米粉ニュース

米粉でバウムクーヘン 不二商会が店舗づくり提案

【掲載】 商経アドバイス
【掲載日】

2022年8月29日(月)

◎㈱西村機械製作所

 あまたの輸入穀物が値上がりする中、小麦粉に代わる米粉への注目度が高まっている。ここ数年、道の駅や農業法人、コメ業者などが米粉を原料に用いたバウムクーヘンを展開している。カギを握るのが湿式米粉製粉機の開発で知られる㈱西村機械製作所(大阪府八尾市)と、バウムクーヘン焼成機の販売や店舗設計、商品化など幅広いトータルプロデュースを行う㈱不二商会(神戸市兵庫区)だ。グルテンフリー(GF)ニーズだけでなく、地元産米を使った差別化にも寄与し、全国に取り組みが広がっている。

 不二商会は「克てる店づくりをトータルにご提案します」とうたい、バウムクーヘンの商品開発・製法・レシピ提供、技術指導、商品開発・ブランド化、店舗やPOPデザインに至るまで総合的な店づくりを提案する。バウムクーヘンは家庭用として買われるだけでなく、お土産や婚礼などのお祝い事にもニーズがあり、幅広い価格帯の商品も作れる。

 こうした強みを生かして近年、地元産米を原料に地場の特産品を加えたバウムクーヘンを提供する店が増えてきた。その際に欠かせないのが湿式製粉で製造された米粉だ。

 不二商会・胸永敬文主任は、「薄力粉のバウムクーヘンと比べても、自家製湿式米粉の方が圧倒的多数の人が″おいしい″と評価してくれる」と話す。しっとりした食感やコメのほのかな甘み、口溶けの良さなどが「全く違う」とも話している。

 不二商会と西村機械の接点は、ある道の駅から「地元産米を使ったバウムクーヘンを作れないか」と提案されたことがきっかけだった。この道の駅が湿式米粉に注目していたことから、両社の交流が始まり、西村機械が湿式製粉機「スーパーパウダーミル(SPM)」の小型化に乗り出した。こうして開発されたのが小さな厨房にも設置可能な「フェアリーパウダーミル(FPM)」だ。
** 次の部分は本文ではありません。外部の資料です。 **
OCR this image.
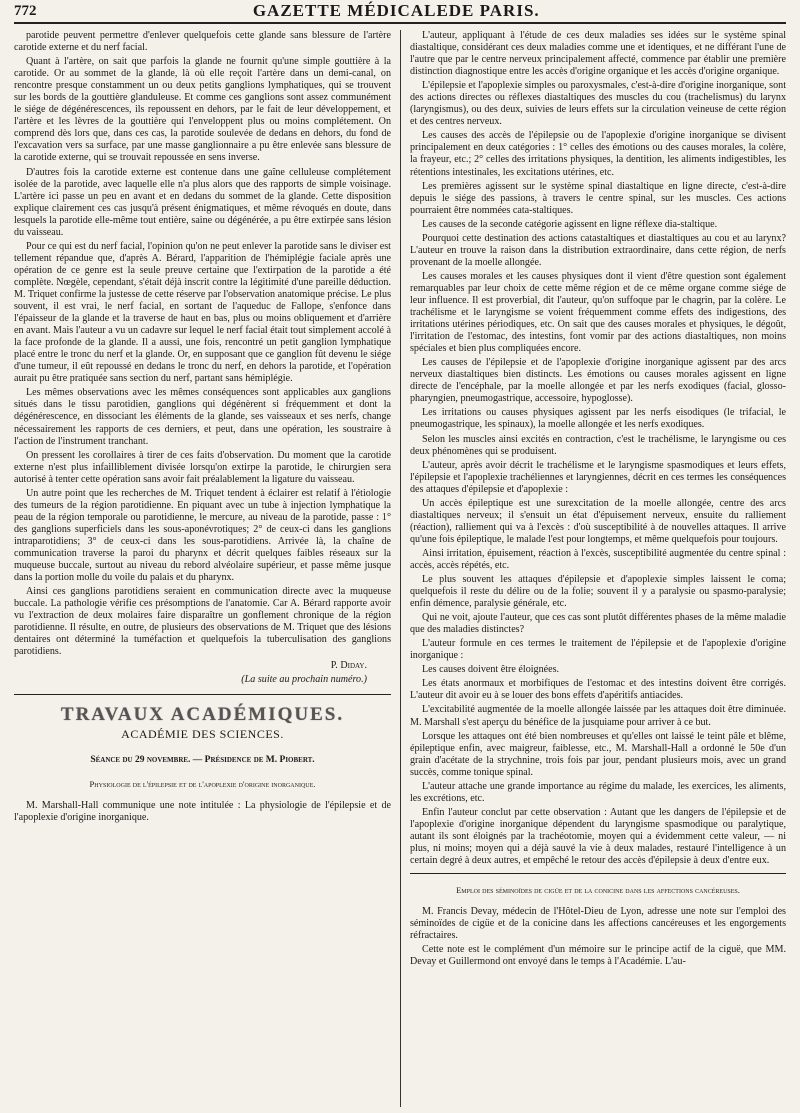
772	GAZETTE MÉDICALEDE PARIS.

parotide peuvent permettre d'enlever quelquefois cette glande sans blessure de l'artère carotide externe et du nerf facial.

Quant à l'artère, on sait que parfois la glande ne fournit qu'une simple gouttière à la carotide. Or au sommet de la glande, là où elle reçoit l'artère dans un demi-canal, on rencontre presque constamment un ou deux petits ganglions lymphatiques, qui se trouvent sur les bords de la gouttière glanduleuse. Et comme ces ganglions sont assez communément le siége de dégénérescences, ils repoussent en dehors, par le fait de leur développement, et l'artère et les lèvres de la gouttière qui l'enveloppent plus ou moins complétement. On comprend dès lors que, dans ces cas, la parotide soulevée de dedans en dehors, du fond de l'excavation vers sa surface, par une masse ganglionnaire a pu être enlevée sans blessure de la carotide externe, qui se trouvait repoussée en sens inverse.

D'autres fois la carotide externe est contenue dans une gaîne celluleuse complétement isolée de la parotide, avec laquelle elle n'a plus alors que des rapports de simple voisinage. L'artère ici passe un peu en avant et en dedans du sommet de la glande. Cette disposition explique clairement ces cas jusqu'à présent énigmatiques, et même révoqués en doute, dans lesquels la parotide elle-même tout entière, saine ou dégénérée, a pu être extirpée sans lésion du vaisseau.

Pour ce qui est du nerf facial, l'opinion qu'on ne peut enlever la parotide sans le diviser est tellement répandue que, d'après A. Bérard, l'apparition de l'hémiplégie faciale après une opération de ce genre est la seule preuve certaine que l'extirpation de la parotide a été complète. Nœgèle, cependant, s'était déjà inscrit contre la légitimité d'une pareille déduction. M. Triquet confirme la justesse de cette réserve par l'observation anatomique précise. Le plus souvent, il est vrai, le nerf facial, en sortant de l'aqueduc de Fallope, s'enfonce dans l'épaisseur de la glande et la traverse de haut en bas, plus ou moins obliquement et d'arrière en avant. Mais l'auteur a vu un cadavre sur lequel le nerf facial était tout simplement accolé à la face profonde de la glande. Il a aussi, une fois, rencontré un petit ganglion lymphatique placé entre le tronc du nerf et la glande. Or, en supposant que ce ganglion fût devenu le siége d'une tumeur, il eût repoussé en dedans le tronc du nerf, en dehors la parotide, et l'opération aurait pu être pratiquée sans section du nerf, partant sans hémiplégie.

Les mêmes observations avec les mêmes conséquences sont applicables aux ganglions situés dans le tissu parotidien, ganglions qui dégénèrent si fréquemment et dont la dégénérescence, en dissociant les éléments de la glande, ses vaisseaux et ses nerfs, change nécessairement les rapports de ces derniers, et peut, dans une opération, les soustraire à l'action de l'instrument tranchant.

On pressent les corollaires à tirer de ces faits d'observation. Du moment que la carotide externe n'est plus infailliblement divisée lorsqu'on extirpe la parotide, le chirurgien sera autorisé à tenter cette opération sans avoir fait préalablement la ligature du vaisseau.

Un autre point que les recherches de M. Triquet tendent à éclairer est relatif à l'étiologie des tumeurs de la région parotidienne. En piquant avec un tube à injection lymphatique la peau de la région temporale ou parotidienne, le mercure, au niveau de la parotide, passe : 1° des ganglions superficiels dans les sous-aponévrotiques; 2° de ceux-ci dans les ganglions intraparotidiens; 3° de ceux-ci dans les sous-parotidiens. Arrivée là, la chaîne de communication traverse la paroi du pharynx et décrit quelques faibles réseaux sur la muqueuse buccale, surtout au niveau du rebord alvéolaire supérieur, et passe même jusque dans la portion molle du voile du palais et du pharynx.

Ainsi ces ganglions parotidiens seraient en communication directe avec la muqueuse buccale. La pathologie vérifie ces présomptions de l'anatomie. Car A. Bérard rapporte avoir vu l'extraction de deux molaires faire disparaître un gonflement chronique de la région parotidienne. Il résulte, en outre, de plusieurs des observations de M. Triquet que des lésions dentaires ont déterminé la tuméfaction et quelquefois la tuberculisation des ganglions parotidiens.

P. Diday.

(La suite au prochain numéro.)

TRAVAUX ACADÉMIQUES.
ACADÉMIE DES SCIENCES.
Séance du 29 novembre. — Présidence de M. Piobert.
Physiologie de l'épilepsie et de l'apoplexie d'origine inorganique.

M. Marshall-Hall communique une note intitulée : La physiologie de l'épilepsie et de l'apoplexie d'origine inorganique.

L'auteur, appliquant à l'étude de ces deux maladies ses idées sur le système spinal diastaltique, considérant ces deux maladies comme une et identiques, et ne différant l'une de l'autre que par le centre nerveux principalement affecté, commence par établir une première distinction diagnostique entre les accès d'origine organique et les accès d'origine organique.

L'épilepsie et l'apoplexie simples ou paroxysmales, c'est-à-dire d'origine inorganique, sont des actions directes ou réflexes diastaltiques des muscles du cou (trachelismus) du larynx (laryngismus), ou des deux, suivies de leurs effets sur la circulation veineuse de cette région et des centres nerveux.

Les causes des accès de l'épilepsie ou de l'apoplexie d'origine inorganique se divisent principalement en deux catégories : 1° celles des émotions ou des causes morales, la colère, la frayeur, etc.; 2° celles des irritations physiques, la dentition, les aliments indigestibles, les rétentions intestinales, les excitations utérines, etc.

Les premières agissent sur le système spinal diastaltique en ligne directe, c'est-à-dire depuis le siége des passions, à travers le centre spinal, sur les muscles. Ces actions pourraient être nommées cata-staltiques.

Les causes de la seconde catégorie agissent en ligne réflexe dia-staltique.

Pourquoi cette destination des actions catastaltiques et diastaltiques au cou et au larynx? L'auteur en trouve la raison dans la distribution extraordinaire, dans cette région, de nerfs provenant de la moelle allongée.

Les causes morales et les causes physiques dont il vient d'être question sont également remarquables par leur choix de cette même région et de ce même organe comme siége de leur influence. Il est proverbial, dit l'auteur, qu'on suffoque par le chagrin, par la colère. Le trachélisme et le laryngisme se voient fréquemment comme effets des indigestions, des irritations utérines périodiques, etc. On sait que des causes morales et physiques, le dégoût, l'irritation de l'estomac, des intestins, font vomir par des actions diastaltiques, non moins spéciales et bien plus compliquées encore.

Les causes de l'épilepsie et de l'apoplexie d'origine inorganique agissent par des arcs nerveux diastaltiques bien distincts. Les émotions ou causes morales agissent en ligne directe de l'encéphale, par la moelle allongée et par les nerfs exodiques (facial, glosso-pharyngien, pneumogastrique, accessoire, hypoglosse).

Les irritations ou causes physiques agissent par les nerfs eisodiques (le trifacial, le pneumogastrique, les spinaux), la moelle allongée et les nerfs exodiques.

Selon les muscles ainsi excités en contraction, c'est le trachélisme, le laryngisme ou ces deux phénomènes qui se produisent.

L'auteur, après avoir décrit le trachélisme et le laryngisme spasmodiques et leurs effets, l'épilepsie et l'apoplexie trachéliennes et laryngiennes, décrit en ces termes les conséquences des attaques d'épilepsie et d'apoplexie :

Un accès épileptique est une surexcitation de la moelle allongée, centre des arcs diastaltiques nerveux; il s'ensuit un état d'épuisement nerveux, ensuite du ralliement (réaction), ralliement qui va à l'excès : d'où susceptibilité à de nouvelles attaques. Il arrive qu'une fois épileptique, le malade l'est pour longtemps, et même quelquefois pour toujours.

Ainsi irritation, épuisement, réaction à l'excès, susceptibilité augmentée du centre spinal : accès, accès répétés, etc.

Le plus souvent les attaques d'épilepsie et d'apoplexie simples laissent le coma; quelquefois il reste du délire ou de la folie; souvent il y a paralysie ou spasmo-paralysie; enfin démence, paralysie générale, etc.

Qui ne voit, ajoute l'auteur, que ces cas sont plutôt différentes phases de la même maladie que des maladies distinctes?

L'auteur formule en ces termes le traitement de l'épilepsie et de l'apoplexie d'origine inorganique :

Les causes doivent être éloignées.

Les états anormaux et morbifiques de l'estomac et des intestins doivent être corrigés. L'auteur dit avoir eu à se louer des bons effets d'apéritifs antiacides.

L'excitabilité augmentée de la moelle allongée laissée par les attaques doit être diminuée. M. Marshall s'est aperçu du bénéfice de la jusquiame pour arriver à ce but.

Lorsque les attaques ont été bien nombreuses et qu'elles ont laissé le teint pâle et blême, épileptique enfin, avec maigreur, faiblesse, etc., M. Marshall-Hall a ordonné le 50e d'un grain d'acétate de la strychnine, trois fois par jour, pendant plusieurs mois, avec un grand succès, comme tonique spinal.

L'auteur attache une grande importance au régime du malade, les exercices, les aliments, les excrétions, etc.

Enfin l'auteur conclut par cette observation : Autant que les dangers de l'épilepsie et de l'apoplexie d'origine inorganique dépendent du laryngisme spasmodique ou paralytique, autant ils sont éloignés par la trachéotomie, moyen qui a évidemment cette valeur, — ni plus, ni moins; moyen qui a déjà sauvé la vie à deux malades, restauré l'intelligence à un certain degré à deux autres, et empêché le retour des accès d'épilepsie à deux d'entre eux.

Emploi des séminoïdes de cigüe et de la conicine dans les affections cancéreuses.

M. Francis Devay, médecin de l'Hôtel-Dieu de Lyon, adresse une note sur l'emploi des séminoïdes de cigüe et de la conicine dans les affections cancéreuses et les engorgements réfractaires.

Cette note est le complément d'un mémoire sur le principe actif de la ciguë, que MM. Devay et Guillermond ont envoyé dans le temps à l'Académie. L'au-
 FPMは、平均粉粒30㍈の細かな米粉を安定的に製造でき、デンプン損傷率もわずか3.2%に抑えられる。1時間当たり10㌔以下の小規模製粉も可能だ。90㌢四方の床面と1.3㍍の高さがあれば設置できる。投資額の2分の1から3分の2が支給されるモノ作り補助金や、新規事業開拓の補助金を利用して小資本の事業者でも地域おこしに貢献できる。

 プレーンのバウムクーヘンだけでなく、ユズや抹茶、酒粕、特産品の野菜や果物などを製粉化して生地に練り込んだり、赤米や黒米、低タンパク米で米粉を作るなどバリエーションも多様だ。

 

◎アフターフォロー万全

 不二商会では、バウムクーヘンを導入する事業者とは綿密な打ち合わせを行った上で店舗設計に取り組む。オープン前に3日間、不二商会の工房で研修し、現地に同社社員が出向いてさらに3日間、実地研修を行う。軌道に乗った後にもアフターフォローを行い、新商品を開発する際にも逐一、試食会や研修を行う。
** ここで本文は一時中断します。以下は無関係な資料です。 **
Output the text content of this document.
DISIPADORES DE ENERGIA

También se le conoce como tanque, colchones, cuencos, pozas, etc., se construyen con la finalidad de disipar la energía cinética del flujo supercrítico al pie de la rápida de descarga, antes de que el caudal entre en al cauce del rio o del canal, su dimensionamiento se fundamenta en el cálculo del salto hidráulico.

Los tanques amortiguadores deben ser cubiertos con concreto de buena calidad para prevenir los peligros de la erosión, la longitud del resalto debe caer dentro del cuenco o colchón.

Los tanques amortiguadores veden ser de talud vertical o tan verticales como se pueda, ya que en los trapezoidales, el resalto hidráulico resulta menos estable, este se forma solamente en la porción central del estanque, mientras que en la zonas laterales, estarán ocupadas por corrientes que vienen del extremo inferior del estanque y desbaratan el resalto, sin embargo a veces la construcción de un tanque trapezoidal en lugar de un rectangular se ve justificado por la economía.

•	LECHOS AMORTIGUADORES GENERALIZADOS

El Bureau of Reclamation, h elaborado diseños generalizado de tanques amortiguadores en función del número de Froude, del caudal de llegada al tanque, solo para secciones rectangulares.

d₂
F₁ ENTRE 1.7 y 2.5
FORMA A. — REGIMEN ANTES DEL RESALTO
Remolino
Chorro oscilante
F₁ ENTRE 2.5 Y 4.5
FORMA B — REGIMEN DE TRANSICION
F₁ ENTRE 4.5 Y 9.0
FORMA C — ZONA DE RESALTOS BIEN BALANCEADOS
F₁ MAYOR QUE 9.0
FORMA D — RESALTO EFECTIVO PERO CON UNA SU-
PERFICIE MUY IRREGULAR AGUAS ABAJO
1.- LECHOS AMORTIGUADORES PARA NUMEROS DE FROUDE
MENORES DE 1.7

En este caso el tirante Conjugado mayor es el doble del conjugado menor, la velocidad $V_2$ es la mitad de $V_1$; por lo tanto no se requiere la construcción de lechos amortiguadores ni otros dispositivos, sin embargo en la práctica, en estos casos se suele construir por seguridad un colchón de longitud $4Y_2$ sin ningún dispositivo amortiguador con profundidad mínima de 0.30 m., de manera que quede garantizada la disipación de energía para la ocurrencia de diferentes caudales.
 SPMやFPMを導入したバウムクーヘン店舗は全国に広がっている。FPMは近年、毎年7~8台のペースで導入されている。バウムクーヘンに限らないとはいえ、SPMも今年8月に、奈良県のコメ業者で導入された。地元を盛り上げ、GFニーズにも応えられる事業として関心が高まっている。